Google on Monday announced a series of updates to Workspace, its productivity and collaboration platform, including a new subscription offering that makes the product more accessible for entrepreneurs.
The new Workspace Individual is designed for small business owners — such as accountants, landscapers or photographers — who may be using a free Gmail account to communicate with clients. The subscription offering lets them preserve their existing Google account while providing them with a set of communication and collaboration tools that Google says can help them grow their business. That includes smart booking services, professional video meetings and personalized email marketing.
“One thing that has been missing in our commercial offering is the ability to serve the needs of small customers… many of which are using our consumer products,” Google’s Javier Soltero told reporters last week.
Starting later this month, Workspace Individual will roll out to six markets, including the US, Canada, Mexico, Australia, Brazil and Japan.https://inthecloud.withgoogle.com/gws-individual/dl-cd.html
Workspace Individual is part of Google’s ongoing effort to make its productivity suite more expansive and comprehensive. As workers merge their personal and professional tools and environments, in a new model of “hybrid work,” Google is following suit.
The official Workspace suite — which includes Gmail, Chat, Calendar, Drive, Docs, Sheets, Meet and other tools — is now completely available to paying commercial users as well as consumer and education users. In other words, users will have the same set of tools at their disposal, powered by the same integrations, whether it’s for personal, professional or educational use.
Including commercial, consumer and education users, there are now more than 3 billion active Workspace users, Google says.
In correspondence with its effort to revamp its set of productivity tools, Google in October rebranded G Suite as Workspace.
The new identity is designed to represent “less of a suite and [more of] an integrated set of experiences that represent the future of work,” Soltero said.
Google is also trying to create a more integrated, useful experience within Google Chat by changing the Rooms feature into a new feature called Spaces. Rooms were designed to give users a place within Chat to share files and assign tasks.
Spaces allows for real-time collaboration across projects and topics, as well as across different modalities, including email, Chat and Meet. A conversation could, for instance, start in email but move to a more collaborative space like Meet.
“We wanted to make it very easy to seamlessly switch across modalities,” said Sanaz Ahari, senior director of product management for Workspace. “We need a better canvas…. for people to come together.”
With Spaces itself, the canvas is going to be improved with features like in-line threading for conversations with subtopics. On the left rail, users will be able to switch across modalities.
In addition to its potential uses in a business setting, Spaces could also be helpful for people in their personal lives, Google contends.
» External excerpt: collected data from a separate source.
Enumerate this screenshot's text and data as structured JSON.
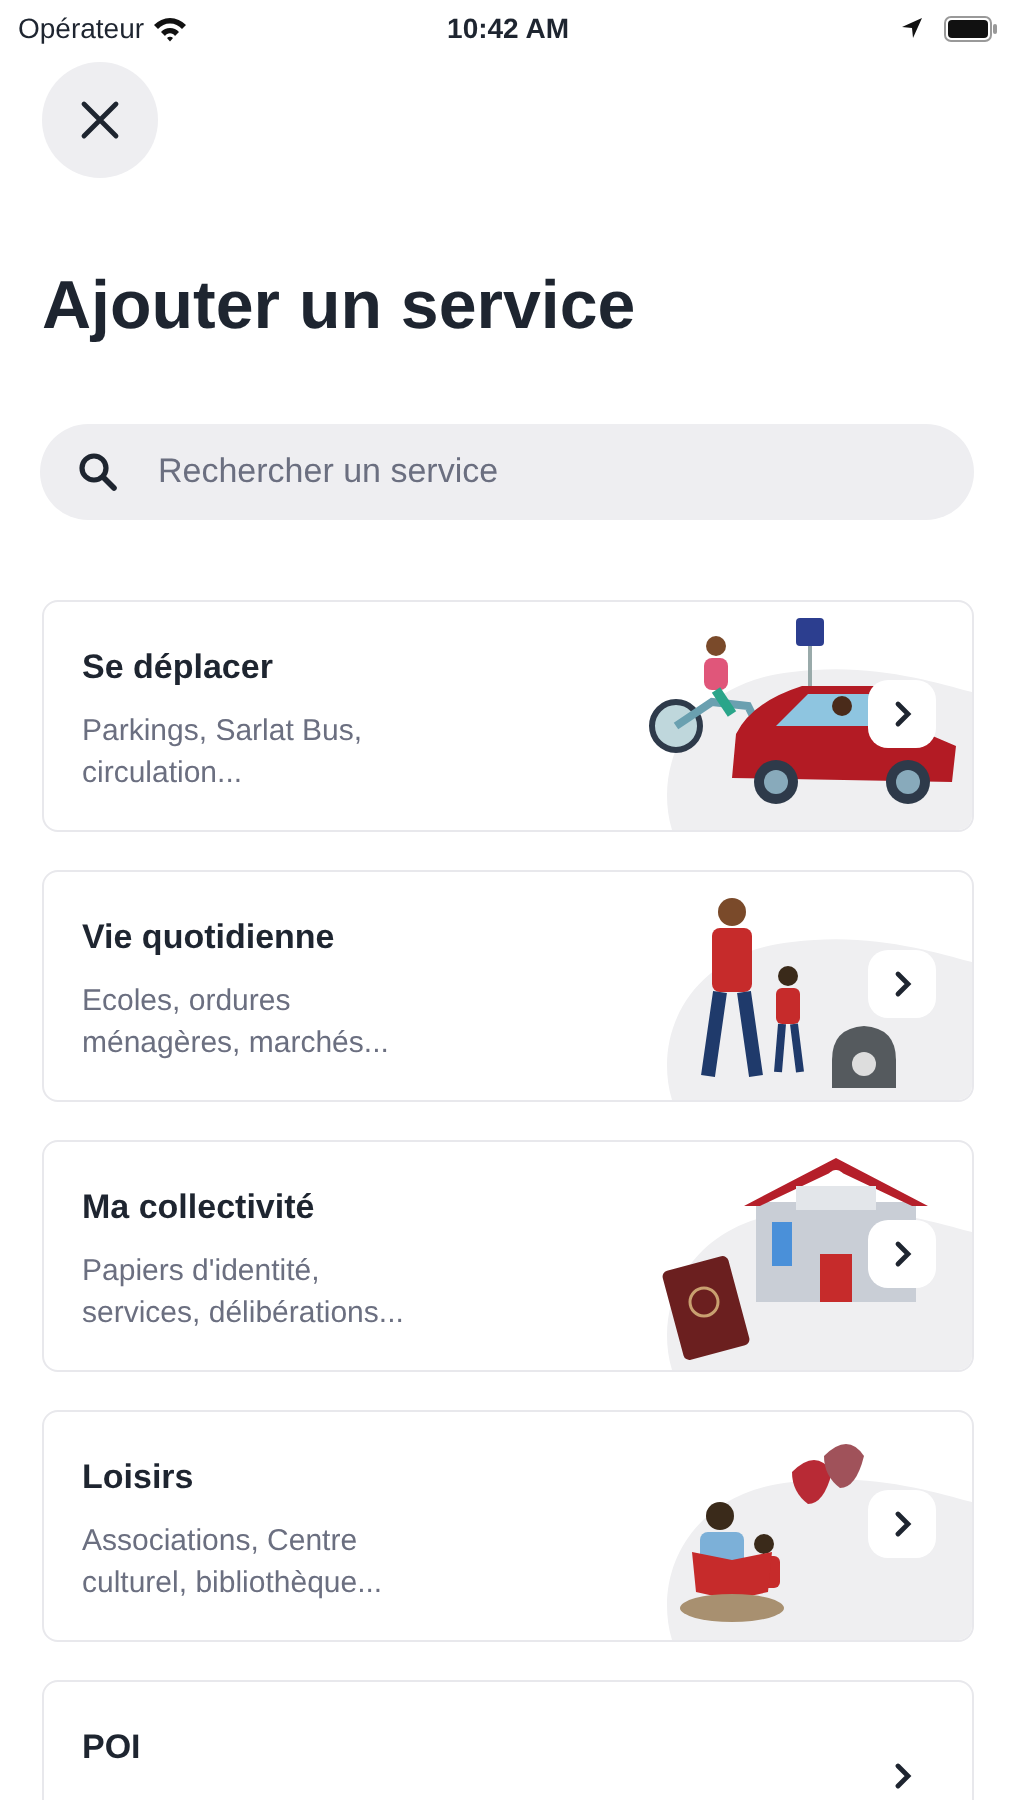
{
  "status_bar": {
    "carrier": "Opérateur",
    "time": "10:42 AM"
  },
  "title": "Ajouter un service",
  "search": {
    "placeholder": "Rechercher un service"
  },
  "services": [
    {
      "title": "Se déplacer",
      "subtitle": "Parkings, Sarlat Bus, circulation...",
      "kind": "transport"
    },
    {
      "title": "Vie quotidienne",
      "subtitle": "Ecoles, ordures ménagères, marchés...",
      "kind": "daily"
    },
    {
      "title": "Ma collectivité",
      "subtitle": "Papiers d'identité, services, délibérations...",
      "kind": "town"
    },
    {
      "title": "Loisirs",
      "subtitle": "Associations, Centre culturel, bibliothèque...",
      "kind": "leisure"
    },
    {
      "title": "POI",
      "kind": "plain"
    }
  ]
}
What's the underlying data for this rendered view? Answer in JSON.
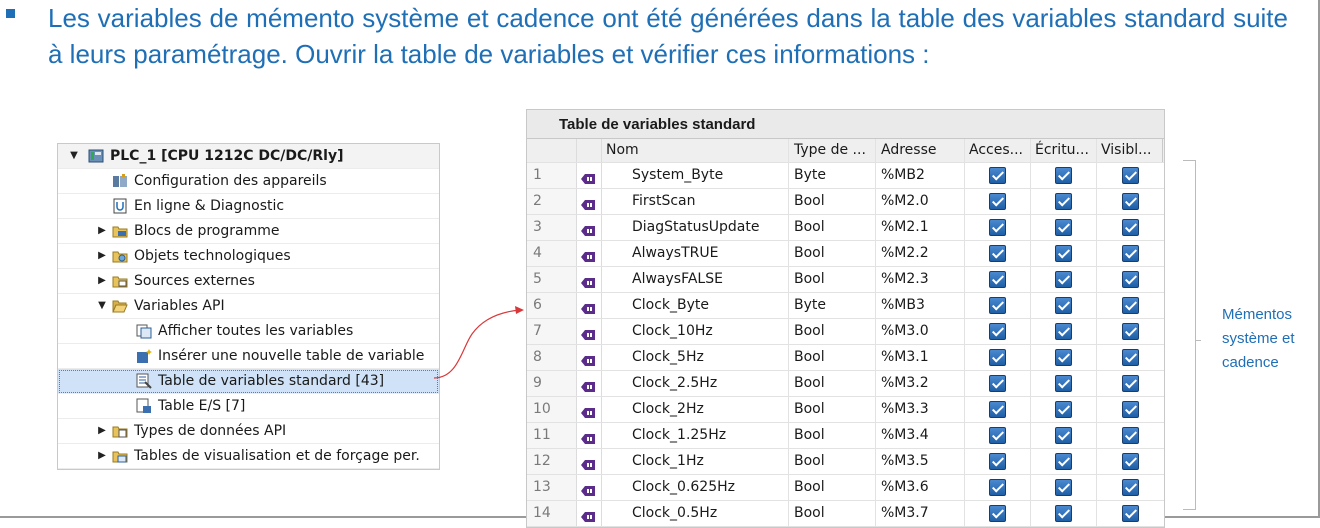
{
  "instruction": {
    "text": "Les variables de mémento système et cadence ont été générées dans la table des variables standard suite à leurs paramétrage. Ouvrir la table de variables et vérifier ces informations :",
    "color": "#1f6fb7"
  },
  "project_tree": {
    "root": {
      "label": "PLC_1 [CPU 1212C DC/DC/Rly]",
      "expanded": true,
      "icon": "plc-icon"
    },
    "items": [
      {
        "label": "Configuration des appareils",
        "level": 1,
        "icon": "device-config-icon",
        "expander": "none"
      },
      {
        "label": "En ligne & Diagnostic",
        "level": 1,
        "icon": "online-diagnostic-icon",
        "expander": "none"
      },
      {
        "label": "Blocs de programme",
        "level": 1,
        "icon": "folder-blocks-icon",
        "expander": "collapsed"
      },
      {
        "label": "Objets technologiques",
        "level": 1,
        "icon": "folder-tech-icon",
        "expander": "collapsed"
      },
      {
        "label": "Sources externes",
        "level": 1,
        "icon": "folder-sources-icon",
        "expander": "collapsed"
      },
      {
        "label": "Variables API",
        "level": 1,
        "icon": "folder-open-icon",
        "expander": "expanded"
      },
      {
        "label": "Afficher toutes les variables",
        "level": 2,
        "icon": "show-all-vars-icon",
        "expander": "none"
      },
      {
        "label": "Insérer une nouvelle table de variable",
        "level": 2,
        "icon": "insert-table-icon",
        "expander": "none"
      },
      {
        "label": "Table de variables standard [43]",
        "level": 2,
        "icon": "var-table-icon",
        "expander": "none",
        "selected": true
      },
      {
        "label": "Table E/S [7]",
        "level": 2,
        "icon": "io-table-icon",
        "expander": "none"
      },
      {
        "label": "Types de données API",
        "level": 1,
        "icon": "folder-types-icon",
        "expander": "collapsed"
      },
      {
        "label": "Tables de visualisation et de forçage per.",
        "level": 1,
        "icon": "folder-watch-icon",
        "expander": "collapsed"
      }
    ]
  },
  "variable_table": {
    "title": "Table de variables standard",
    "columns": {
      "name": "Nom",
      "type": "Type de ...",
      "address": "Adresse",
      "access": "Acces...",
      "write": "Écritu...",
      "visible": "Visibl..."
    },
    "rows": [
      {
        "num": "1",
        "name": "System_Byte",
        "type": "Byte",
        "address": "%MB2",
        "access": true,
        "write": true,
        "visible": true
      },
      {
        "num": "2",
        "name": "FirstScan",
        "type": "Bool",
        "address": "%M2.0",
        "access": true,
        "write": true,
        "visible": true
      },
      {
        "num": "3",
        "name": "DiagStatusUpdate",
        "type": "Bool",
        "address": "%M2.1",
        "access": true,
        "write": true,
        "visible": true
      },
      {
        "num": "4",
        "name": "AlwaysTRUE",
        "type": "Bool",
        "address": "%M2.2",
        "access": true,
        "write": true,
        "visible": true
      },
      {
        "num": "5",
        "name": "AlwaysFALSE",
        "type": "Bool",
        "address": "%M2.3",
        "access": true,
        "write": true,
        "visible": true
      },
      {
        "num": "6",
        "name": "Clock_Byte",
        "type": "Byte",
        "address": "%MB3",
        "access": true,
        "write": true,
        "visible": true
      },
      {
        "num": "7",
        "name": "Clock_10Hz",
        "type": "Bool",
        "address": "%M3.0",
        "access": true,
        "write": true,
        "visible": true
      },
      {
        "num": "8",
        "name": "Clock_5Hz",
        "type": "Bool",
        "address": "%M3.1",
        "access": true,
        "write": true,
        "visible": true
      },
      {
        "num": "9",
        "name": "Clock_2.5Hz",
        "type": "Bool",
        "address": "%M3.2",
        "access": true,
        "write": true,
        "visible": true
      },
      {
        "num": "10",
        "name": "Clock_2Hz",
        "type": "Bool",
        "address": "%M3.3",
        "access": true,
        "write": true,
        "visible": true
      },
      {
        "num": "11",
        "name": "Clock_1.25Hz",
        "type": "Bool",
        "address": "%M3.4",
        "access": true,
        "write": true,
        "visible": true
      },
      {
        "num": "12",
        "name": "Clock_1Hz",
        "type": "Bool",
        "address": "%M3.5",
        "access": true,
        "write": true,
        "visible": true
      },
      {
        "num": "13",
        "name": "Clock_0.625Hz",
        "type": "Bool",
        "address": "%M3.6",
        "access": true,
        "write": true,
        "visible": true
      },
      {
        "num": "14",
        "name": "Clock_0.5Hz",
        "type": "Bool",
        "address": "%M3.7",
        "access": true,
        "write": true,
        "visible": true
      }
    ]
  },
  "side_note": {
    "lines": [
      "Mémentos",
      "système et",
      "cadence"
    ],
    "color": "#1f6fb7"
  },
  "colors": {
    "accent": "#1f6fb7",
    "selection": "#cfe2f7",
    "checkbox": "#2a6db5",
    "connector": "#d9383a"
  }
}
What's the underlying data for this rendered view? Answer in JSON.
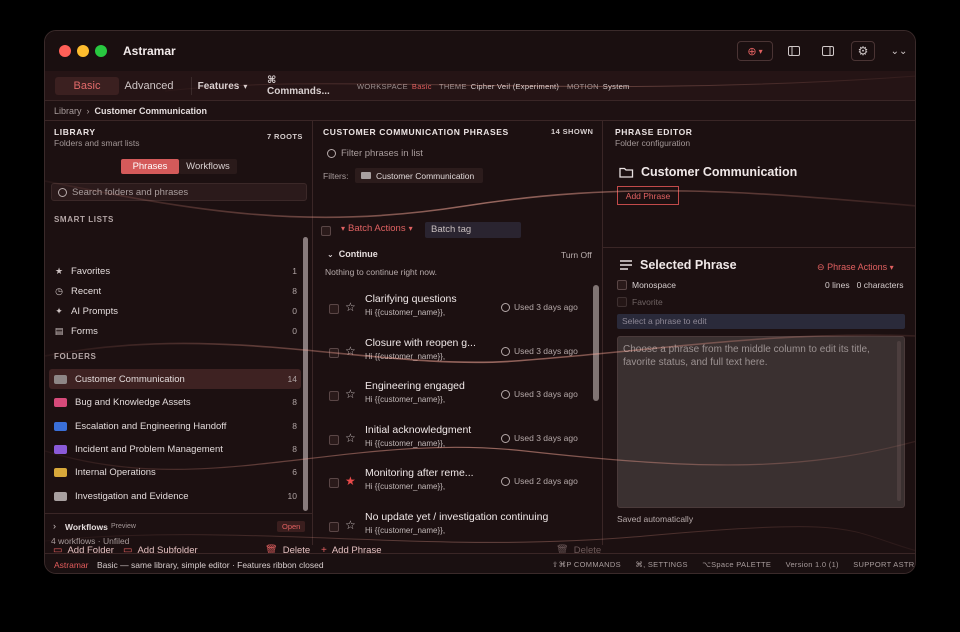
{
  "app": {
    "title": "Astramar"
  },
  "ribbon": {
    "mode_basic": "Basic",
    "mode_advanced": "Advanced",
    "features": "Features",
    "commands": "⌘ Commands...",
    "workspace_label": "WORKSPACE",
    "workspace_value": "Basic",
    "theme_label": "THEME",
    "theme_value": "Cipher Veil (Experiment)",
    "motion_label": "MOTION",
    "motion_value": "System"
  },
  "breadcrumb": {
    "root": "Library",
    "current": "Customer Communication"
  },
  "library": {
    "title": "LIBRARY",
    "subtitle": "Folders and smart lists",
    "roots": "7 ROOTS",
    "tab_phrases": "Phrases",
    "tab_workflows": "Workflows",
    "search_placeholder": "Search folders and phrases",
    "smart_lists_title": "SMART LISTS",
    "smart_lists": [
      {
        "label": "Favorites",
        "count": "1",
        "icon": "star-icon"
      },
      {
        "label": "Recent",
        "count": "8",
        "icon": "clock-icon"
      },
      {
        "label": "AI Prompts",
        "count": "0",
        "icon": "sparkle-icon"
      },
      {
        "label": "Forms",
        "count": "0",
        "icon": "form-icon"
      }
    ],
    "folders_title": "FOLDERS",
    "folders": [
      {
        "label": "Customer Communication",
        "count": "14",
        "color": "#8e8686"
      },
      {
        "label": "Bug and Knowledge Assets",
        "count": "8",
        "color": "#d64a7a"
      },
      {
        "label": "Escalation and Engineering Handoff",
        "count": "8",
        "color": "#3a6fd8"
      },
      {
        "label": "Incident and Problem Management",
        "count": "8",
        "color": "#8a5ad8"
      },
      {
        "label": "Internal Operations",
        "count": "6",
        "color": "#d8a83a"
      },
      {
        "label": "Investigation and Evidence",
        "count": "10",
        "color": "#a8a0a0"
      }
    ],
    "workflows_title": "Workflows",
    "workflows_preview": "Preview",
    "workflows_open": "Open",
    "workflows_sub": "4 workflows · Unfiled",
    "add_folder": "Add Folder",
    "add_subfolder": "Add Subfolder",
    "delete": "Delete"
  },
  "phrases": {
    "title": "CUSTOMER COMMUNICATION PHRASES",
    "shown": "14 SHOWN",
    "filter_placeholder": "Filter phrases in list",
    "filters_label": "Filters:",
    "filter_chip": "Customer Communication",
    "batch_actions": "Batch Actions",
    "batch_tag": "Batch tag",
    "continue_title": "Continue",
    "turn_off": "Turn Off",
    "continue_empty": "Nothing to continue right now.",
    "items": [
      {
        "title": "Clarifying questions",
        "snippet": "Hi {{customer_name}},",
        "used": "Used 3 days ago",
        "favorite": false
      },
      {
        "title": "Closure with reopen g...",
        "snippet": "Hi {{customer_name}},",
        "used": "Used 3 days ago",
        "favorite": false
      },
      {
        "title": "Engineering engaged",
        "snippet": "Hi {{customer_name}},",
        "used": "Used 3 days ago",
        "favorite": false
      },
      {
        "title": "Initial acknowledgment",
        "snippet": "Hi {{customer_name}},",
        "used": "Used 3 days ago",
        "favorite": false
      },
      {
        "title": "Monitoring after reme...",
        "snippet": "Hi {{customer_name}},",
        "used": "Used 2 days ago",
        "favorite": true
      },
      {
        "title": "No update yet / investigation continuing",
        "snippet": "Hi {{customer_name}},",
        "used": "",
        "favorite": false
      }
    ],
    "add_phrase": "Add Phrase",
    "delete": "Delete"
  },
  "editor": {
    "title": "PHRASE EDITOR",
    "subtitle": "Folder configuration",
    "folder_name": "Customer Communication",
    "add_phrase": "Add Phrase",
    "selected_title": "Selected Phrase",
    "phrase_actions": "Phrase Actions",
    "monospace": "Monospace",
    "favorite": "Favorite",
    "lines": "0 lines",
    "characters": "0 characters",
    "select_placeholder": "Select a phrase to edit",
    "body_placeholder": "Choose a phrase from the middle column to edit its title, favorite status, and full text here.",
    "saved": "Saved automatically"
  },
  "status": {
    "brand": "Astramar",
    "message": "Basic — same library, simple editor · Features ribbon closed",
    "commands": "⇧⌘P COMMANDS",
    "settings": "⌘, SETTINGS",
    "palette": "⌥Space PALETTE",
    "version": "Version 1.0 (1)",
    "support": "SUPPORT ASTRAMAR"
  },
  "colors": {
    "accent": "#e25c5c",
    "background": "#1c1011"
  }
}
For instance, a parent may want to reach out to other parents via email and then use Spaces to organize an event with them.
Spaces will roll out this summer, and Google will be adding features and third-party integrations after that.
Google is also introducing updates to tools like Calendar and Meet that are designed to improve “collaboration equity” — enabling all workers to have an equal spot at the virtual table, regardless of where they are working or on which device.
In Google Meet, the new “Companion Mode” will give all participants access to features like polls, in-meeting chat, hand raising, Q&A and live captions. Colleagues who are in the same meeting room together can enable Companion Mode on their personal devices to have their own video tile in Meet. Companion Mode will be available on the web and Google Meet’s upcoming progressive web app in September, and it will be coming soon to mobile.
In July, Google is bringing new moderation controls for Google Meet hosts, such as the ability to mute and unmute participants. Meanwhile, in September, new interactive features like hand-raising will be enabled on all devices that run Google Meet, such as the Series One room kit.
In Calendar, users will be able to add their location when they RSVP to an event, indicating whether they’ll be joining virtually or in person.
Lastly, Google on Monday announced new privacy and security features for Workspace. That includes the beta availability of client-side encryption for customers that have strict compliance requirements. Customers will have to choose a key access service partner — either Flowcrypt, Futurex, Thales or Virtru — in order to ensure Google cannot access or decipher files. Alternatively, customers could build or integrate in-house key services using Google’s key access service API specifications.
Next, Google will roll out the beta version of Trust rules for Drive, which help control how files can be shared within and outside an organization. Similarly, new Drive labels will help customers classify files and apply controls to them.
Google is also adding new phishing and malware protections to protect against insider threats and user error.